Sustainable or unsustainable?
Biofuels have an important role to play in our transition from fossil to renewable energy sources. Produced sustainably, biofuels can help meet the global objective of reducing greenhouse gas emissions. However, the production of first-generation fuels – namely corn, rapeseed, soybean, sugarcane and palm oil – has brought along serious concerns. A lack of strict sustainability criteria is driving the destruction of tropical forests and wetlands.

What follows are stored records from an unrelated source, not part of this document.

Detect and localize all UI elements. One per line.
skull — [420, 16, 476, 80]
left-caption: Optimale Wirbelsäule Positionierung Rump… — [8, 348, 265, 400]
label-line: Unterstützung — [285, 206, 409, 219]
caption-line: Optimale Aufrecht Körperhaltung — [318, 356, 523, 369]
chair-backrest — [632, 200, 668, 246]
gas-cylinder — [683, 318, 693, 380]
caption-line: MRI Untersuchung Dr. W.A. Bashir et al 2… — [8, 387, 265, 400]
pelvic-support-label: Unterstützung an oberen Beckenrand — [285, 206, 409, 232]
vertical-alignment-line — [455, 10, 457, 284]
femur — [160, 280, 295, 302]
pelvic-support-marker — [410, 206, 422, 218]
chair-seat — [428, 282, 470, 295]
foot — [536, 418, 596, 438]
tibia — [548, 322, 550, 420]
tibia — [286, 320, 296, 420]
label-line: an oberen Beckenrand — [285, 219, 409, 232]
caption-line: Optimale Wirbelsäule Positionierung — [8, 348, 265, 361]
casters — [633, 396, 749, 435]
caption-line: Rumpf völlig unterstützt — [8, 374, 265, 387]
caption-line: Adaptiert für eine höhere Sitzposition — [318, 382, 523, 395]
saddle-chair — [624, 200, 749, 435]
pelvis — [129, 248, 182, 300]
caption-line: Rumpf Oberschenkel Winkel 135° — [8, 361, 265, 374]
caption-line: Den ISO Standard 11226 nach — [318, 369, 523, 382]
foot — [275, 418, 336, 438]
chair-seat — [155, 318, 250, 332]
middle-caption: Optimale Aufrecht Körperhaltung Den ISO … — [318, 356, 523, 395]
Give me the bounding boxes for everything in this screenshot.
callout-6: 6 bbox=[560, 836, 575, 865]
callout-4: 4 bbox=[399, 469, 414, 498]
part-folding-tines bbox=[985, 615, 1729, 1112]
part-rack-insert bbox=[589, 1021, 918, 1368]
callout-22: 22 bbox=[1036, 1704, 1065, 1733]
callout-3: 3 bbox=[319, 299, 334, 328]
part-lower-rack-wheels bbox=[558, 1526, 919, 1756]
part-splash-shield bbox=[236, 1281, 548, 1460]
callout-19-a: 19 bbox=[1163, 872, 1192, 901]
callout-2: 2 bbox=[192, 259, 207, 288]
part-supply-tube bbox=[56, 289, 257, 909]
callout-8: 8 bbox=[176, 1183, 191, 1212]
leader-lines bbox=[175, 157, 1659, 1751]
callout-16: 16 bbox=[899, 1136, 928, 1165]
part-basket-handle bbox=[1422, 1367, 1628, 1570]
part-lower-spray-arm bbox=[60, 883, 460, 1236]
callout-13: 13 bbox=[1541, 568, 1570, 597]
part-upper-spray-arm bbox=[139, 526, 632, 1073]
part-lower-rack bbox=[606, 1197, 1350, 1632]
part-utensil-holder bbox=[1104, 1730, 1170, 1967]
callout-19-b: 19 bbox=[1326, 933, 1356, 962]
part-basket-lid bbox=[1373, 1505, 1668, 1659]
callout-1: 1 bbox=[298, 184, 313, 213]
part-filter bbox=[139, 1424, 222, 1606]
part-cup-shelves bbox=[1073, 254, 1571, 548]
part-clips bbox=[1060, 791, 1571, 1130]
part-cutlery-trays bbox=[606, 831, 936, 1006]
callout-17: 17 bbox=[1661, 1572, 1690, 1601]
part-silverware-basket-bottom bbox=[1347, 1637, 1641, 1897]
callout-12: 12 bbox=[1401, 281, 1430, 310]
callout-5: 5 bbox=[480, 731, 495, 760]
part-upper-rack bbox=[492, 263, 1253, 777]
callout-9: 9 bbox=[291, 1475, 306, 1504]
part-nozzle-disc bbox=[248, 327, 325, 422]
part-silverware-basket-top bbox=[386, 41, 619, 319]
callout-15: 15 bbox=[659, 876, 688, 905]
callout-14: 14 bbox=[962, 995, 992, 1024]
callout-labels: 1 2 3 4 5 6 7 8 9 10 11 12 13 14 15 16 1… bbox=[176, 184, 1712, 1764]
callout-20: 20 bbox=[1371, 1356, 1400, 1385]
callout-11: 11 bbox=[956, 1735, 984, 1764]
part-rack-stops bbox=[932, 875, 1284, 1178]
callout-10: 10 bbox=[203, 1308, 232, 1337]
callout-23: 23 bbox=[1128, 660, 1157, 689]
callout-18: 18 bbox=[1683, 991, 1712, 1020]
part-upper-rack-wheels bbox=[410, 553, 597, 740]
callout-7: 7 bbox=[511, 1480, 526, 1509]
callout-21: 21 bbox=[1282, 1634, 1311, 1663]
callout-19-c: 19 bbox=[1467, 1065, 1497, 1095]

The act of clearing these carbon-rich lands for biofuel plantations will emit significantly higher greenhouse gas emissions than those of fossil fuels. The large-scale conversion of natural ecosystems is harming wildlife and it has a negative impact on water resources. The first generation of biofuels is also competing with food production and as such, driving up prices. See our brochure Driving to Destruction (developed with several other NGOs) on land use impacts.
The risk to wetlands
Biofuels are a water-intensive form of energy. The biofuels boom is putting pressure on wetlands around the world. Sugarcane, soy and oil palm are water-thirsty crops that are cultivated in large plantations – making expansion into wet, sparsely populated areas of the tropics, such as wetlands, attractive. The conversion of wetlands can decrease the availability and quality of water due to pollution from eroded soils, fertilisers and pesticides.
Our work preventing wetland loss from biofuels
It is essential that the production of biofuels does not lead to the conversion of natural areas and to the competition with food crops. It should also minimise the water usage and inputs of fertilisers and pesticides. Biofuels made from waste products or grown on idle/degraded lands show promise for more sustainable production and reduced emissions. Internationally enforced standards are therefore needed to ensure these benefits are realised.
We campaign against the loss of wetlands for biofuel production, such as the Tana wetlands in Kenya which are threatened by sugarcane and jatropha and in South America where wetlands are lost and polluted by the cultivation of soy.
Our work on sustainability criteria for biofuels
Over many years, we have developed our knowledge base on the links between increased production of biofuel feedstocks and wetlands loss. See our reports Peat CO2 and Biofuels in Africa. To distinguish good biofuels from bad, we are involved in setting sound criteria for biofuel feedstock production. We played an active role in the development of the European Union’s Renewable Energy Directive. We also contributed to the criteria of the Roundtable on Sustainable Biofuels (RSB) and the Roundtable on Sustainable Palm Oil (RSPO). In the EU, RSB and RSPO, we achieved clear successes; biofuel production at the expense of wetlands and peatlands is addressed in these schemes.
- In 2010, resulting from our advocacy coordination, the EU decided that palm oil plantations would not qualify as continuously forested areas – preventing the conversion of forests to palm oil plantations
- In 2011, our report on the rapid loss of peat swamp forests for palm oil in Sarawak, Malaysia led to further loss of the ‘sustainability’ image of palm oil biofuel.
- In April 2013, the RSPO adopted a new set of Principles and Criteria, including for the production of palm oil on peat. For growers with existing plantations on peat it basically signifies the need to carry out long-term drainability assessments and to pro-actively remove these plantations well before they are hit by flooding and land loss. The RSPO also requires the avoidance of peatlands in new plantation developments and recommends reconsideration of replanting two crop cycles before the drainage limit is reached. Wetlands International has drafted a manual for growers to enable and stimulate growers to adjust their planning and practices.
We work through our Biofuels NGO Coalition in Brussels, through the RSPO and other local partners in different countries.